Илья Эренбург - Лик войны

На нашем сайте KnigaRead.com Вы можете абсолютно бесплатно читать книгу онлайн "Илья Эренбург - Лик войны". Жанр: Публицистика издательство -, год -.
Перейти на страницу:

А недалеко от мастерской маскировки, в другом здании, сидят люди с лупами и расшифровывают странные планы, похожие на рисунки Пикассо. Это — фотографии, снятые с аэропланов. Зоркие птицы снуют над прячущимися насекомыми, изобличают их. Вот опытный глаз разыскал тонкую линию окопа, вот отметил черную точку — не батарея ли?.. Сличают сотни карточек, выслеживая каждое подозрительное пятнышко. И еще глубже прячутся бедные люди, и еще незаметнее — серее, без знамен и без барабанов, с затянутыми материей пуговицами, с приспущенными огнями — проходит по земле героиня маскарада.

VI

В туманном Кале идет работа исступленная, неуставная.
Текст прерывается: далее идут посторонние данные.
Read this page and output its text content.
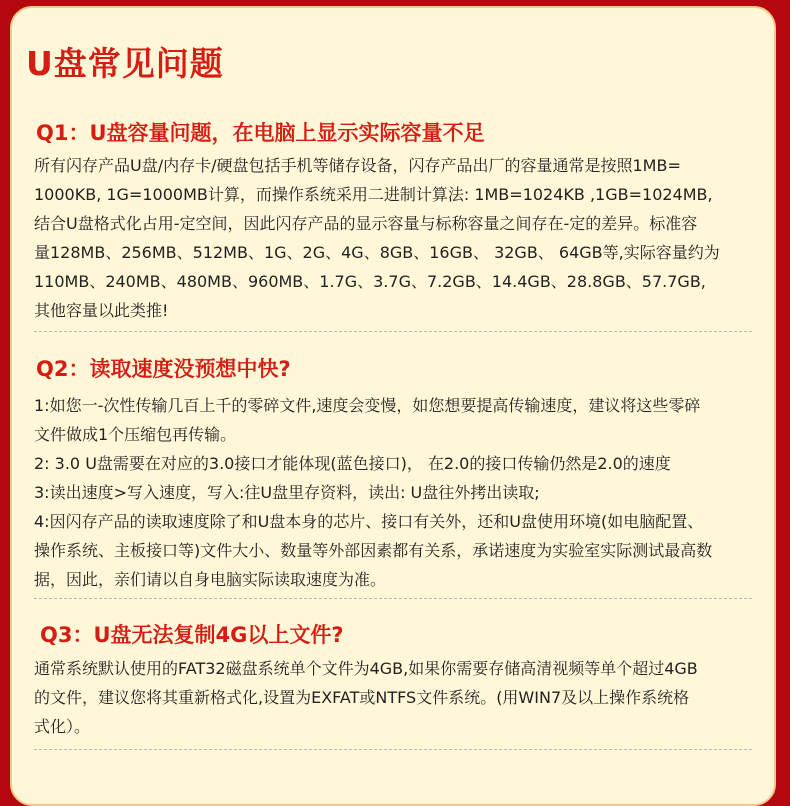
U盘常见问题
Q1：U盘容量问题，在电脑上显示实际容量不足

所有闪存产品U盘/内存卡/硬盘包括手机等储存设备，闪存产品出厂的容量通常是按照1MB=

1000KB, 1G=1000MB计算，而操作系统采用二进制计算法: 1MB=1024KB ,1GB=1024MB,

结合U盘格式化占用-定空间，因此闪存产品的显示容量与标称容量之间存在-定的差异。标准容

量128MB、256MB、512MB、1G、2G、4G、8GB、16GB、 32GB、 64GB等,实际容量约为

110MB、240MB、480MB、960MB、1.7G、3.7G、7.2GB、14.4GB、28.8GB、57.7GB,

其他容量以此类推!

Q2：读取速度没预想中快?

1:如您一-次性传输几百上千的零碎文件,速度会变慢，如您想要提高传输速度，建议将这些零碎

文件做成1个压缩包再传输。

2: 3.0 U盘需要在对应的3.0接口才能体现(蓝色接口)， 在2.0的接口传输仍然是2.0的速度

3:读出速度>写入速度，写入:往U盘里存资料，读出: U盘往外拷出读取;

4:因闪存产品的读取速度除了和U盘本身的芯片、接口有关外，还和U盘使用环境(如电脑配置、

操作系统、主板接口等)文件大小、数量等外部因素都有关系，承诺速度为实验室实际测试最高数

据，因此，亲们请以自身电脑实际读取速度为准。

Q3：U盘无法复制4G以上文件?

通常系统默认使用的FAT32磁盘系统单个文件为4GB,如果你需要存储高清视频等单个超过4GB

的文件，建议您将其重新格式化,设置为EXFAT或NTFS文件系统。(用WIN7及以上操作系统格

式化）。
Днем и ночью бьется это сердце войны. Вот пекарня — двести тысяч хлебов для армии каждый день выходит из гигантских печей. Вот сапожная мастерская — старые сапоги, изодранные на фронте, здесь обновляются, перекраиваются. А вот завод ручных гранат. Грандиозные склады — сотни пароходов подвозят сюда муку из Канады, цейлонский чай, зеландский сыр и людей, — очередную трапезу войны. Магазины снабжения, в которых все — от тяжелого орудия до маленького зеркальца, от аппаратов, измеряющих скорость ядовитых газов, до почтовой бумаги с незабудками. Две тысячи триста отдельных частей автомобилей различных систем, которые выписываются по номерам. Заказы № 617 для танка крупного калибра в N армию, руль 1301 мотоциклетке в штаб N дивизии. Тысячи рабочих собраны в эти мастерские и магазины. Перекиньтесь по ту сторону Ла-Манша или поезжайте в Лион, в Шербург, в Сант-Этьен — на заводы орудий, снарядов, грузовиков, аэропланов — вы всюду найдете неистовое пламя печей, рев и скрежет машин, потные, задымленные лица рабочих. Бои — лишь итоги этой работы, победы — лишь подсчет отлитых снарядов и доставленных баранов. Знамена, награды, рассказы о героизме — это голоса былого, война в них припоминает свою юность. Теперь она переменила пращу Давида на длинные каталоги складов Кале и Булони.

VII

Мы долго идем. Кажется, уже три часа. Мы прошли больше десяти километров. По карте мы знаем — здесь была деревня, там другая. Но даже камней не осталось, они обращены в пыль. Сейчас, в весеннее майское утро, не видно ни одного кустика, ни одной былинки. Земля, истерзанная, искромсанная, — мертва… Даже холмы изменили свои очертания, даже быстрая Анкра потеряла свое русло и растеклась по гигантским дырам и рвам. Бурая глина испещрена ямами, налитыми мутной водой дождей и похожими на гнойники. Страшные посевы взошли на этих полях брани — среди ржавых проволок, поломанных винтовок, осколков снарядов; на каждом шагу выползают из земли человеческие останки: то рыжие разбухшие сапоги, то черепа в касках.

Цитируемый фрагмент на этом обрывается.